5.3.4. Metagenomic analysis. Individual metagenomes were assembled and a co-assembly of all metagenomes was constructed following the “tutorial on assembly-based metagenomics” [49].Trimmed, quality-controlled sequences were assembled using MegaHit [50] using default parameters except minimum contig length, which was set at 1000 base pairs. Reads were mapped to the assembly using bowtie2 [51] and depth was calculated using the jgi_summarize_bam_contig_depths command in Anvi’o [52]. Contigs were binned using default parameters in metabat using [53]. Bin completeness was determined with CheckM [54]. Protein coding regions were identified with prodigal (within CheckM)[55] and GhostKoala was used to annotate protein coding sequences [16, 56]. Pathways were considered to be absent from the taxon when none of the key genes associated with that pathway were present in the MAG.

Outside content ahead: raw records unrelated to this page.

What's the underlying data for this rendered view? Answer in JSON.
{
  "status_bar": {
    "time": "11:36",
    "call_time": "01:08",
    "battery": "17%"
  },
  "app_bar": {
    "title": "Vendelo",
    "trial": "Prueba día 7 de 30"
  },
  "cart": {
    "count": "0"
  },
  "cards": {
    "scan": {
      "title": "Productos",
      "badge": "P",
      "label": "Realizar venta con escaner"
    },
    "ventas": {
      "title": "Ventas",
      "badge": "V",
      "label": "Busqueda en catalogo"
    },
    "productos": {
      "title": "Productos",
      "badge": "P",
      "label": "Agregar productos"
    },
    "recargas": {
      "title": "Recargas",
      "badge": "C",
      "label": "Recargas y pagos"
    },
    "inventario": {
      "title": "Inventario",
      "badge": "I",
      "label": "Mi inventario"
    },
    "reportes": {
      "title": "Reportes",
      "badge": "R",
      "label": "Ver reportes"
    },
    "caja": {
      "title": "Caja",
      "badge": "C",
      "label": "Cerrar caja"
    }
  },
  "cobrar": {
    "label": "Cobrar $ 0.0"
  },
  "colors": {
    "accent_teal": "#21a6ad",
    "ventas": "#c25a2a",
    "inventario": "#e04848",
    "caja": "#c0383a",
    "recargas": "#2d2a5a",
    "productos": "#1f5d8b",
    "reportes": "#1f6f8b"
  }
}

Each bin was uploaded to KBASE [57] and annotated with Prokka using the “Annotate Assembly and Re-annotate Genomes with Prokka (v1.12)” app. A concatenated gene tree containing each bin and four published Ferrovum spp. genomes was constructed using the “Insert Set of Genomes Into Species Tree 2.1.10” app. This app uses up to 49 ribosomal and single-copy genes to construct a phylogenetic tree. MAGs that were more closely related to Ferrovum spp. than other taxa were selected for further analysis. The pairwise ANI between each bin and published Ferrovum genomes was calculated using anvi-compute-ani in Anvi’o. If MAGs shared >98% pairwise ANI and were phylogenetically cohesive, we considered them to be representing the same populations and the bin with the highest completeness was chosen for further analysis. Raw reads, assemblies, and MAGs were uploaded to the NCBI Sequence Read Archive under BioProject PRJNA554371. The abundance of Ferrovum in each metagenomes using One Codex [58].

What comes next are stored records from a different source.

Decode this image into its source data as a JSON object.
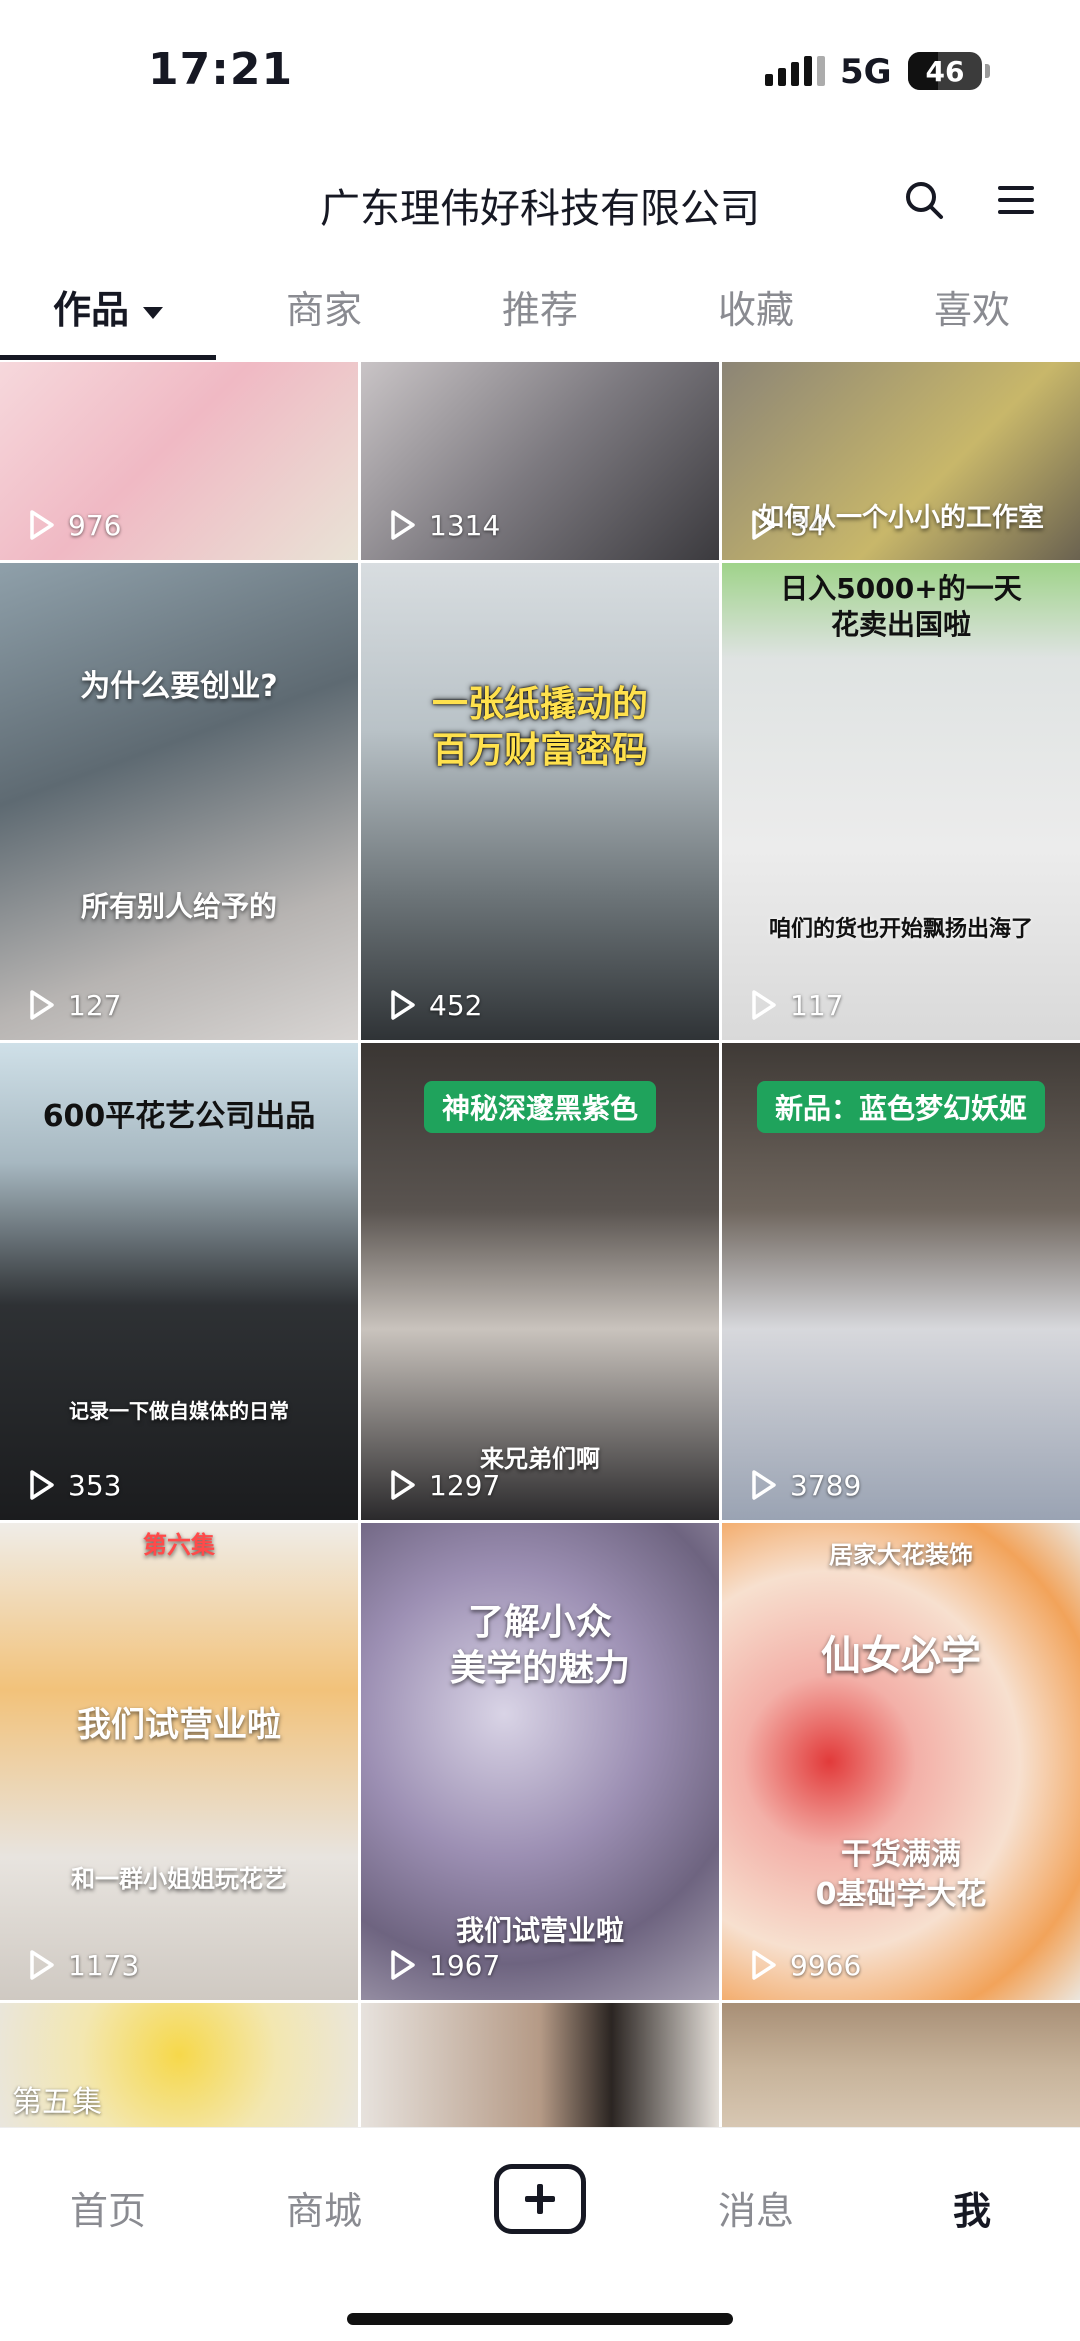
{
  "status_bar": {
    "time": "17:21",
    "network": "5G",
    "battery": "46"
  },
  "header": {
    "title": "广东理伟好科技有限公司",
    "search_icon": "search-icon",
    "menu_icon": "menu-icon"
  },
  "tabs": [
    {
      "label": "作品",
      "active": true
    },
    {
      "label": "商家",
      "active": false
    },
    {
      "label": "推荐",
      "active": false
    },
    {
      "label": "收藏",
      "active": false
    },
    {
      "label": "喜欢",
      "active": false
    }
  ],
  "videos": [
    {
      "plays": "976",
      "overlay": ""
    },
    {
      "plays": "1314",
      "overlay": ""
    },
    {
      "plays": "34",
      "overlay": "如何从一个小小的工作室"
    },
    {
      "plays": "127",
      "overlay": "为什么要创业?",
      "caption": "所有别人给予的"
    },
    {
      "plays": "452",
      "overlay": "一张纸撬动的",
      "overlay2": "百万财富密码"
    },
    {
      "plays": "117",
      "overlay": "日入5000+的一天",
      "overlay2": "花卖出国啦",
      "caption": "咱们的货也开始飘扬出海了"
    },
    {
      "plays": "353",
      "overlay": "600平花艺公司出品",
      "caption": "记录一下做自媒体的日常"
    },
    {
      "plays": "1297",
      "label": "神秘深邃黑紫色",
      "caption": "来兄弟们啊"
    },
    {
      "plays": "3789",
      "label": "新品：蓝色梦幻妖姬"
    },
    {
      "plays": "1173",
      "overlay": "我们试营业啦",
      "top": "第六集",
      "caption": "和一群小姐姐玩花艺"
    },
    {
      "plays": "1967",
      "overlay": "了解小众",
      "overlay2": "美学的魅力",
      "caption": "我们试营业啦"
    },
    {
      "plays": "9966",
      "overlay": "仙女必学",
      "top": "居家大花装饰",
      "caption": "干货满满",
      "caption2": "0基础学大花"
    },
    {
      "plays": "",
      "top": "第五集"
    },
    {
      "plays": ""
    },
    {
      "plays": ""
    }
  ],
  "bottom_nav": {
    "home": "首页",
    "mall": "商城",
    "messages": "消息",
    "me": "我"
  }
}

16S rRNA. A custom blast database containing the 16S rRNA gene from the Ferrovum myxofaciens type strain (NR_117782.1) using the makeblastdb command in BLAST+. Each of the Ferrovum bins were searched for 16S rRNA genes using BLAST and a cutoff value of E-30.
Cyc-2. A custom blast database of the high molecular weight Cyc-2 like proteins was constructed using the methods described above. Each of the Ferrovum bins were searched for the Cyc-2-like protein identified by Ullrich et al.,[16] by blasting translated nucleotide sequences against the blast database with an E-value of E-120. The retrieved sequences, database sequences, and a sequence for Cyc-2 from an Acidithiobacillus sp. (AVK42811.1) were aligned using MAFFT and a maximum likelihood tree was constructed as described above. The tree was rooted on Acidithiobacillus and visualized in iTOL.
5.3.5. Comparison with other Ferrovum genomes. Existing Ferrovum genomes are located within either the Group I or Group IV Ferrovum clades [18]. The genome for Ferrovum sp. JA12 (Group I) and Ferrovum myxofaciens (Group IV) were downloaded from NCBI. CheckM was used to determine genome completeness, and within CheckM, prodigal was used to identify protein coding sequences. Ghost KOALA was used to annotate protein coding sequences using the genus_prokaryotes database. Protein coding sequences were also annotated with prokka. We then manually compared the gene content of MAGs to that of existing Ferrovum genomes.